BEIJING -- Hu Anmei still remembers her tough journey to Beijing five years ago. To attend the 16th National Congress of the Communist Party of China (CPC), the delegate set out from her remote village in Central Hubei Province, tramped over mountains, took a bus to city, and finally went on a train to Beijing. The whole journey took five days.
Now, thanks to a concrete road built at the beginning of this year which linked Hu's mountain-locked village to the outside world, her journey to the upcoming 17th CPC National Congress, slated to open on Monday, was shortened by two days.
When Hu, a primary school teacher in the village of Taoyuangou, Shiyan City, was elected Party Congress delegate five years ago for her contribution to rural education, the village with only 701 residents in 183 families had no access to highways or telephone lines. Most houses were thatched or built with flagstones and no villager had any household electric appliance.
Now, each household in the village has access to tap water and electricity. Thatched cottages have been replaced by brick houses.
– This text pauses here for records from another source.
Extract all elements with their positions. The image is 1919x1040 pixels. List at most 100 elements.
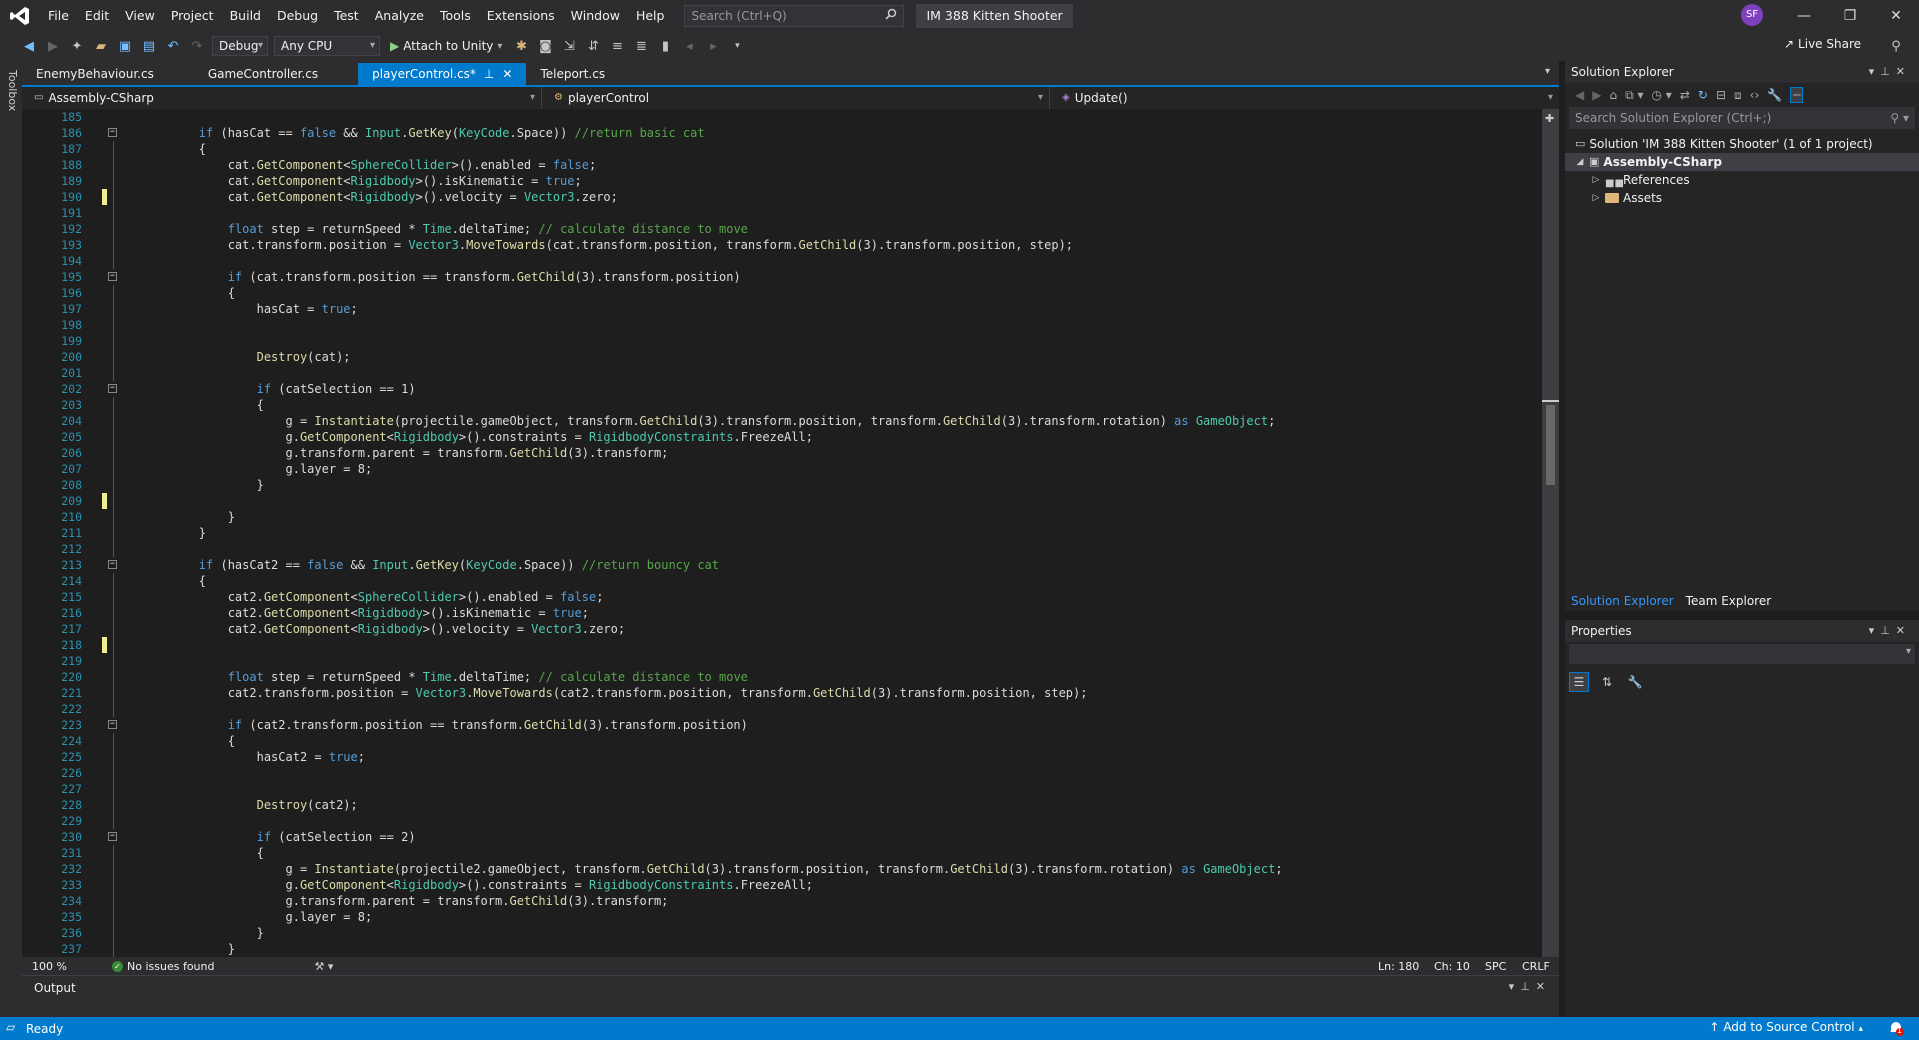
bookmark-icon[interactable]: ▮ — [656, 37, 674, 55]
collapse-all-icon[interactable]: ⊟ — [1716, 88, 1726, 102]
close-tab-icon[interactable]: ✕ — [502, 63, 512, 85]
line-number[interactable]: Ln: 180 — [1378, 960, 1419, 973]
show-all-files-icon[interactable]: ⧈ — [1734, 88, 1742, 103]
forward-icon[interactable]: ▶ — [1592, 88, 1601, 102]
menu-project[interactable]: Project — [163, 0, 222, 31]
menu-extensions[interactable]: Extensions — [479, 0, 563, 31]
tab-solution-explorer[interactable]: Solution Explorer — [1565, 591, 1680, 611]
screenshot-icon[interactable]: ◙ — [536, 37, 554, 55]
collapsed-icon[interactable]: ▷ — [1591, 189, 1601, 207]
save-icon[interactable]: ▣ — [116, 37, 134, 55]
new-project-icon[interactable]: ✦ — [68, 37, 86, 55]
view-code-icon[interactable]: ‹› — [1750, 88, 1760, 102]
comment-icon[interactable]: ≡ — [608, 37, 626, 55]
menu-file[interactable]: File — [40, 0, 77, 31]
close-icon[interactable]: ✕ — [1873, 0, 1919, 31]
refresh-icon[interactable]: ↻ — [1698, 88, 1708, 102]
back-icon[interactable]: ◀ — [20, 37, 38, 55]
collapse-icon[interactable]: − — [108, 832, 117, 841]
panel-controls-icon[interactable]: ▾⊥✕ — [1869, 620, 1911, 642]
tree-solution[interactable]: ▭ Solution 'IM 388 Kitten Shooter' (1 of… — [1565, 135, 1919, 153]
uncomment-icon[interactable]: ≣ — [632, 37, 650, 55]
unity-icon[interactable]: ✱ — [512, 37, 530, 55]
menu-window[interactable]: Window — [563, 0, 628, 31]
tree-project[interactable]: ◢ ▣ Assembly-CSharp — [1565, 153, 1919, 171]
attach-to-unity-button[interactable]: ▶ Attach to Unity ▾ — [386, 39, 506, 53]
prev-bookmark-icon[interactable]: ◂ — [680, 37, 698, 55]
indent-mode[interactable]: SPC — [1485, 960, 1506, 973]
expanded-icon[interactable]: ◢ — [1575, 153, 1585, 171]
switch-views-icon[interactable]: ⧉ ▾ — [1625, 88, 1643, 103]
properties-icon[interactable]: 🔧 — [1767, 88, 1782, 102]
pending-changes-icon[interactable]: ◷ ▾ — [1652, 88, 1672, 102]
collapsed-icon[interactable]: ▷ — [1591, 171, 1601, 189]
collapse-icon[interactable]: − — [108, 560, 117, 569]
tree-assets[interactable]: ▷ Assets — [1565, 189, 1919, 207]
tab-enemybehaviour-cs[interactable]: EnemyBehaviour.cs — [22, 63, 168, 85]
feedback-icon[interactable]: ⚲ — [1887, 37, 1905, 55]
tab-team-explorer[interactable]: Team Explorer — [1680, 591, 1778, 611]
property-pages-icon[interactable]: 🔧 — [1625, 672, 1645, 692]
step-into-icon[interactable]: ⇲ — [560, 37, 578, 55]
menu-help[interactable]: Help — [628, 0, 673, 31]
menu-analyze[interactable]: Analyze — [367, 0, 432, 31]
menu-edit[interactable]: Edit — [77, 0, 117, 31]
panel-controls-icon[interactable]: ▾⊥✕ — [1869, 61, 1911, 83]
alphabetical-icon[interactable]: ⇅ — [1597, 672, 1617, 692]
tree-references[interactable]: ▷ ■■ References — [1565, 171, 1919, 189]
live-share-button[interactable]: ↗ Live Share — [1784, 37, 1861, 51]
menu-tools[interactable]: Tools — [432, 0, 479, 31]
home-icon[interactable]: ⌂ — [1609, 88, 1617, 102]
tab-list-dropdown-icon[interactable]: ▾ — [1545, 66, 1550, 77]
notifications-bell-icon[interactable]: 1 — [1887, 1019, 1905, 1037]
collapse-icon[interactable]: − — [108, 272, 117, 281]
platform-dropdown[interactable]: Any CPU — [274, 36, 380, 56]
menu-view[interactable]: View — [117, 0, 163, 31]
collapse-icon[interactable]: − — [108, 384, 117, 393]
menu-debug[interactable]: Debug — [269, 0, 326, 31]
forward-icon[interactable]: ▶ — [44, 37, 62, 55]
tab-teleport-cs[interactable]: Teleport.cs — [526, 63, 619, 85]
collapse-icon[interactable]: − — [108, 720, 117, 729]
configuration-dropdown[interactable]: Debug — [212, 36, 268, 56]
editor-vertical-scrollbar[interactable] — [1542, 109, 1559, 957]
sync-icon[interactable]: ⇄ — [1680, 88, 1690, 102]
back-icon[interactable]: ◀ — [1575, 88, 1584, 102]
open-file-icon[interactable]: ▰ — [92, 37, 110, 55]
issues-indicator[interactable]: ✓ No issues found — [112, 960, 214, 973]
toolbox-tab[interactable]: Toolbox — [6, 70, 19, 111]
collapse-icon[interactable]: − — [108, 128, 117, 137]
project-dropdown[interactable]: ▭ Assembly-CSharp — [22, 87, 542, 109]
next-bookmark-icon[interactable]: ▸ — [704, 37, 722, 55]
preview-icon[interactable]: ─ — [1790, 87, 1804, 103]
properties-object-dropdown[interactable] — [1569, 644, 1915, 664]
categorized-icon[interactable]: ☰ — [1569, 672, 1589, 692]
save-all-icon[interactable]: ▤ — [140, 37, 158, 55]
restore-icon[interactable]: ❐ — [1827, 0, 1873, 31]
add-to-source-control-button[interactable]: ↑ Add to Source Control ▴ — [1709, 1020, 1863, 1034]
menu-build[interactable]: Build — [222, 0, 269, 31]
class-dropdown[interactable]: ⚙ playerControl — [542, 87, 1050, 109]
member-dropdown[interactable]: ◈ Update() — [1050, 87, 1559, 109]
toolbar-overflow-icon[interactable]: ▾ — [728, 37, 746, 55]
split-editor-icon[interactable]: ✚ — [1545, 112, 1554, 125]
visual-studio-logo-icon[interactable] — [0, 0, 40, 31]
scrollbar-thumb[interactable] — [1546, 405, 1555, 485]
pin-icon[interactable]: ⊥ — [484, 63, 494, 85]
search-input[interactable]: Search (Ctrl+Q) — [684, 4, 905, 27]
step-over-icon[interactable]: ⇵ — [584, 37, 602, 55]
user-avatar[interactable]: SF — [1741, 4, 1763, 26]
tab-gamecontroller-cs[interactable]: GameController.cs — [194, 63, 332, 85]
code-editor[interactable]: 185 186 − if (hasCat == false && Input.Get… — [22, 109, 1542, 957]
redo-icon[interactable]: ↷ — [188, 37, 206, 55]
undo-icon[interactable]: ↶ — [164, 37, 182, 55]
solution-search-input[interactable]: Search Solution Explorer (Ctrl+;) ⚲ ▾ — [1569, 107, 1915, 129]
code-cleanup-icon[interactable]: ⚒ ▾ — [314, 960, 333, 973]
column-number[interactable]: Ch: 10 — [1434, 960, 1470, 973]
menu-test[interactable]: Test — [326, 0, 367, 31]
tab-playercontrol-cs[interactable]: playerControl.cs* ⊥ ✕ — [358, 63, 527, 85]
zoom-dropdown[interactable]: 100 % — [22, 960, 72, 973]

The per capita annual income rose from 1,239 yuan (US$165) in 2002 to 1,700 yuan (US$227) in 2006.
"The changes in my village show that we are on the way to realize our dream," Hu said.
"When my fellow villagers can live a cozy life like people in cities in the moderately prosperous society, I'll feel contented," Hu said.
China has scored glaring economic gains since the reform and opening drive launched three decades ago, but the countryside lags behind, causing concerns that the urban and rural gap might undermine social harmony.
To narrow the gap has been on the top agenda of the Party and government in recent years, and observers believe it will remain an important mission for the Party after its 17th National Congress, which will charter the development roadmap of the country for the following years.
To reduce financial burdens on farmers, the government has abolished the 2,600-year-old agricultural tax, exempted rural students from tuition fees for nine years of compulsory education and introduced a medical care scheme, under which the government helps fund farmers' medical expenses.
"Without the central authorities' policies that bring benefits to farmers, I would still live in a thatched cottage," said Wei Yongming, a villager in Taoyuangou.
From 2002 to 2006, the per capita income of Chinese farmers has risen by an annual average of 6.2 percent. For the first time since 1985, the growth rate has exceeded 6 percent for three straight years.
But the urban-rural gap is still widening. The income of urban residents in 2006 was 3.28 times that of rural ones, up from 3.22 in 2005 and 3.21 in 2004. "Farmers have been getting rich fairly fast, yet still more slowly than urban dwellers," said Vice- Minister of Agriculture Yin Chengjie.